The divide can be easily remedied. It is a matter of trust. The solution is simple, but requires from all sides a little token of humility and the capacity to back-pedal.
The government should bring on board the Church and representatives from WHO and hand in genuine samples of this vaccine batch to independent labs. If the vaccine is laced with hCG, then the campaign should be suspended. If it is not, the Church should apologise and support the campaign.
Clearly, one of the two should back-pedal, and this depends purely on scientific evidence, not religious or moral convictions.
INDEPENDENT TESTING URGENT
The matter is so delicate and serious that key players in the Health ministry and WHO could end up in the ICC if the batch used for this campaign is found to have been laced with hCG.

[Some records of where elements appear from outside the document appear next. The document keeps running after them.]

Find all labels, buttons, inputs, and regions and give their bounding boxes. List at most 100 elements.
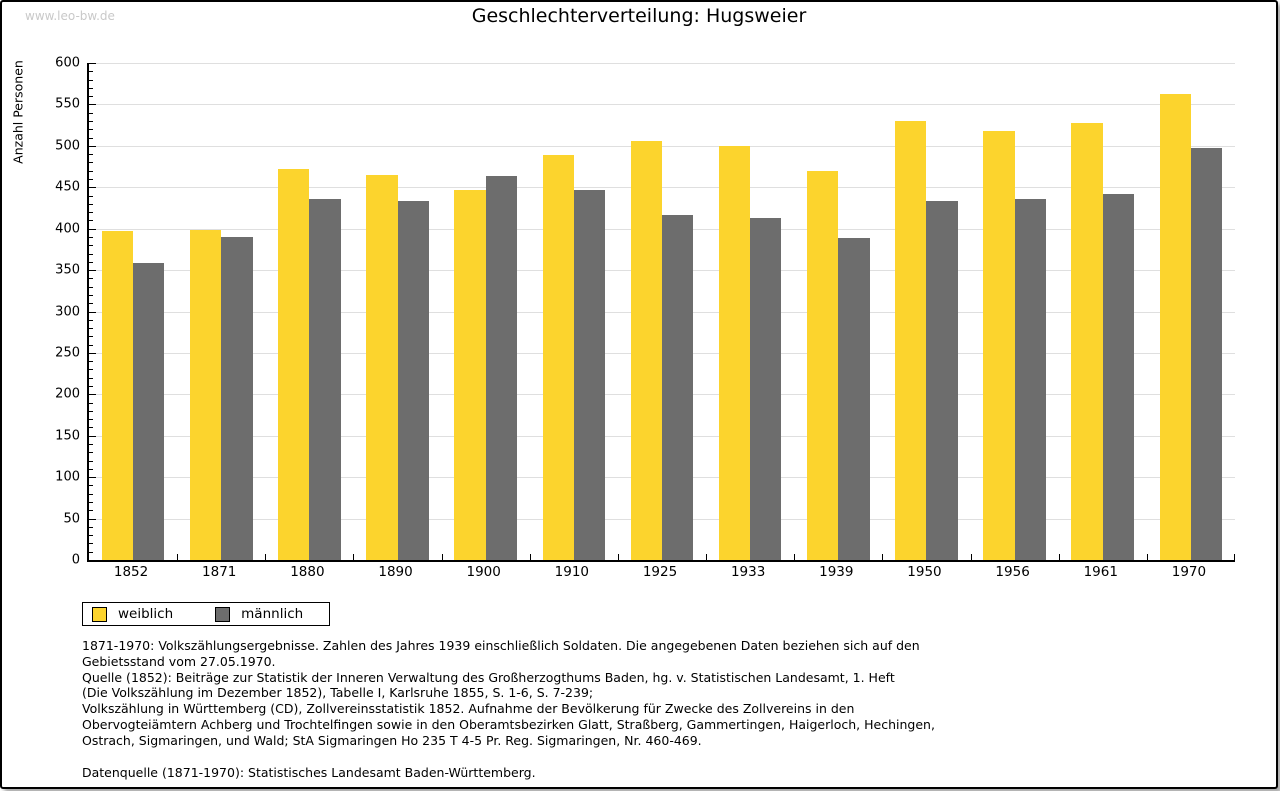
y-tick-label-50: 50 [63,511,80,527]
y-minor-tick-180 [89,410,93,412]
y-major-tick-400 [89,228,96,230]
bar-männlich-1890 [397,201,429,560]
y-tick-label-450: 450 [55,179,80,195]
y-minor-tick-140 [89,444,93,446]
legend-item-männlich: männlich [215,606,303,622]
y-minor-tick-320 [89,294,93,296]
y-minor-tick-410 [89,220,93,222]
footer-line-4: (Die Volkszählung im Dezember 1852), Tab… [82,685,594,701]
legend-item-weiblich: weiblich [92,606,173,622]
legend-swatch-männlich [215,606,231,622]
y-tick-label-400: 400 [55,221,80,237]
y-minor-tick-80 [89,493,93,495]
y-major-tick-250 [89,352,96,354]
x-tick-1 [177,554,179,560]
y-minor-tick-110 [89,468,93,470]
y-minor-tick-460 [89,178,93,180]
x-tick-5 [529,554,531,560]
y-tick-label-300: 300 [55,304,80,319]
y-minor-tick-530 [89,120,93,122]
y-tick-label-0: 0 [71,552,80,568]
y-tick-label-100: 100 [55,469,80,485]
legend: weiblich männlich [82,602,331,626]
bar-weiblich-1939 [807,170,839,560]
chart-title: Geschlechterverteilung: Hugsweier [471,5,807,27]
x-tick-label-1890: 1890 [378,564,413,580]
y-major-tick-600 [89,63,96,64]
y-minor-tick-280 [89,328,93,330]
y-tick-label-250: 250 [55,345,80,361]
x-tick-8 [794,554,796,560]
footer-line-6: Obervogteiämtern Achberg und Trochtelfin… [82,716,935,732]
y-major-tick-500 [89,145,96,147]
y-minor-tick-260 [89,344,93,346]
y-minor-tick-20 [89,543,93,545]
y-major-tick-300 [89,311,96,313]
y-major-tick-550 [89,104,96,106]
y-minor-tick-510 [89,137,93,139]
bar-männlich-1910 [573,189,606,560]
x-tick-label-1970: 1970 [1171,564,1207,580]
gridline-600 [89,63,1235,64]
y-minor-tick-190 [89,402,93,404]
y-minor-tick-90 [89,485,93,487]
gridline-500 [89,145,1235,147]
y-tick-label-500: 500 [55,138,80,154]
y-minor-tick-270 [89,336,93,338]
y-minor-tick-130 [89,452,93,454]
y-minor-tick-120 [89,460,93,462]
y-minor-tick-520 [89,129,93,131]
y-minor-tick-570 [89,87,93,89]
x-tick-label-1956: 1956 [995,564,1030,580]
bar-weiblich-1890 [366,174,398,560]
bar-männlich-1933 [750,217,782,560]
y-major-tick-150 [89,435,96,437]
y-minor-tick-40 [89,526,93,528]
y-tick-label-200: 200 [55,386,80,402]
y-tick-label-150: 150 [55,428,80,444]
x-tick-label-1939: 1939 [819,564,854,580]
y-axis-tick-labels: 0 50 100 150 200 250 300 350 400 450 500 550 600 [2,56,80,568]
y-major-tick-0 [89,560,96,561]
bar-weiblich-1933 [718,145,751,560]
y-minor-tick-370 [89,253,93,255]
y-minor-tick-490 [89,154,93,156]
y-major-tick-350 [89,270,96,272]
y-minor-tick-30 [89,535,93,537]
x-tick-13 [1234,554,1235,560]
x-tick-label-1880: 1880 [290,564,325,580]
footer-line-3: Quelle (1852): Beiträge zur Statistik de… [82,669,895,685]
y-minor-tick-390 [89,236,93,238]
plot-area [87,63,1235,562]
x-tick-label-1925: 1925 [642,564,678,580]
gridline-550 [89,104,1235,106]
y-minor-tick-230 [89,369,93,371]
y-minor-tick-310 [89,303,93,305]
x-tick-label-1910: 1910 [554,564,590,580]
bar-weiblich-1852 [101,231,134,560]
y-major-tick-100 [89,477,96,479]
y-tick-label-600: 600 [55,55,80,71]
bar-weiblich-1961 [1071,123,1103,560]
y-minor-tick-440 [89,195,93,197]
y-major-tick-200 [89,394,96,396]
bar-weiblich-1950 [895,120,927,560]
bar-weiblich-1871 [189,230,222,560]
footer-line-1: 1871-1970: Volkszählungsergebnisse. Zahl… [82,638,920,653]
bar-männlich-1956 [1014,198,1046,560]
x-tick-7 [706,554,708,560]
x-tick-label-1871: 1871 [202,564,237,580]
x-tick-label-1933: 1933 [730,564,766,580]
bar-weiblich-1970 [1159,93,1191,560]
bar-männlich-1880 [309,198,341,560]
y-minor-tick-590 [89,71,93,73]
y-tick-label-350: 350 [55,262,80,278]
x-tick-12 [1146,554,1148,560]
y-minor-tick-430 [89,203,93,205]
footer-datasource: Datenquelle (1871-1970): Statistisches L… [82,764,536,780]
y-minor-tick-360 [89,261,93,263]
x-tick-label-1950: 1950 [907,564,942,580]
bar-männlich-1925 [662,215,694,560]
bar-männlich-1950 [926,201,958,560]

The Rome Statute is very clear about this. Article 7, 1 (g) classifies “enforced sterilisation” as a crime against humanity. And the fact that this exercise is being carried out in only 60 districts could also trigger the application of clause (h) on “persecution against any identifiable group or collectivity on political, racial, national, ethnic, cultural, religious, gender…or other grounds that are universally recognized as impermissible under international law.”
Independent scientific testing is urgent, and if positive, history will interrogate the players "who did this". The answer can't be WHO. For WHO doesn't act without who's approval.
After all, who am I to judge WHO, and who is WHO to “contracept” anybody without his or her free consent?